About

Terry in his Salem, Oregon Shack

My name is Terry Brown.  I became a ham in 1981 when I passed my Novice class license.  Later that year, in September, I went to the FCC field office in Portland, OR where I had to take the technical exam and code (13 wpm) exam where my copy was checked and I was allowed only a few errors.  I passed.  I then anxiously awaited the arrival of my General class license from the FCC.  After waiting 5 months with no ticket, I contacted Oregon Senator Mark Hatfield’s office in mid February, 1982.  Within two weeks I had my General class license.  It was not what I had expected.  The call was WT7AAG.

I later learned that it was a temporary call sign.  In fact, it was the seventh temporary call ever issued in the 7 call area.  Talk about a rare call.  I was oblivious of how rare it was when I got my ticket in the mail.

The day it arrived was the first day of the ARRL SSB International DX contest.  My first ever ham contact was in that contest.  I had no idea how to work a frequency.  I did hunt and pounce.  Every time I would give my call, I would have the DX station come back to me and ask where I was from?

If I had had just a week of operating, I would have had the confidence to work a frequency, and with that call, probably achieve DXCC in that one contest, instead of it taking 11 years.

About two weeks later, I received my permanent call, N7DVA.   Even though I was a veteran, I never really liked that call because it reminded me of the “Oregon Department of Veterans Affairs.”  I kept this call until I passed my Extra class license.  There were no one by two callsigns left in the 7 call area, so I asked for a custom call and received it; N7TB for my initials.

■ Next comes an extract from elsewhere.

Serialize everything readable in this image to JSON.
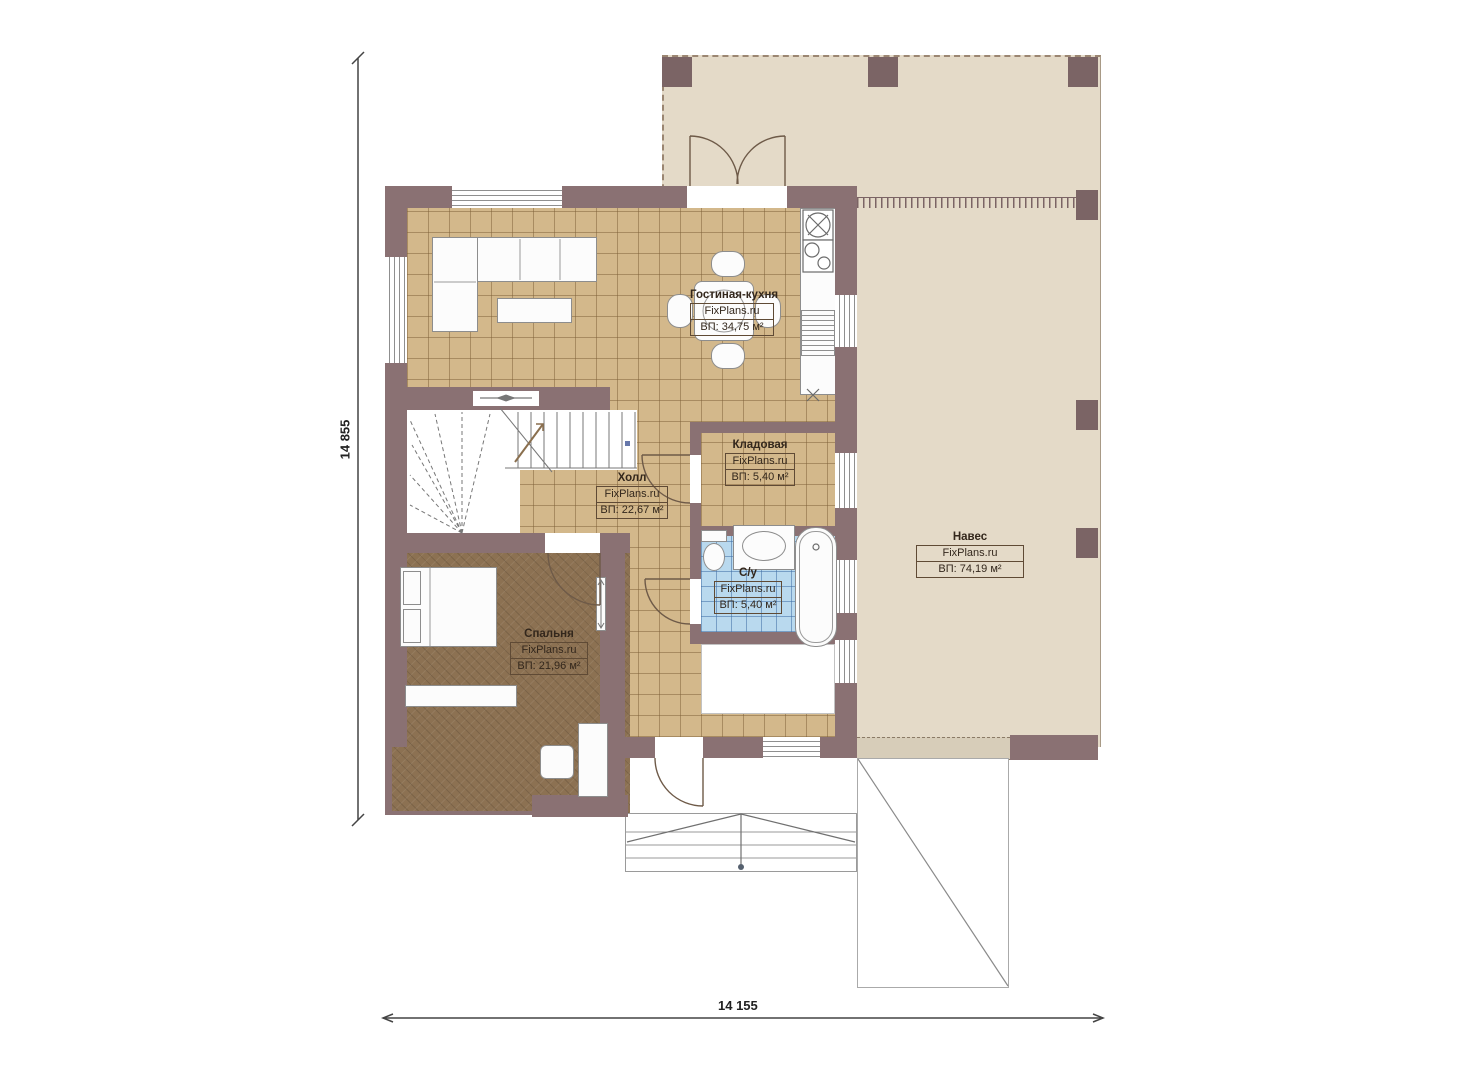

To achieve the Extra class license, I had to pass the 20 wpm code test.  At that time it was a fill in the blank test.  I was frantically writing down what I could and passed the exam with maximum errors.  I had never had any interest in CW so after passing the exam, I returned to SSB operations.  I worked SSB for 25 years until it got stale for me.  I then went QRT for 7 years.

After the QRT period, I decided to come back and focus on CW exclusively.  It took me three years of work, with the help of four CW friends, to get my CW speed from about 10 wpm when I started again 3 years ago, to today being able to send and copy in my head at 25 to 30 wpm and in contests closer to 40.  I began this process when I was 67 years old.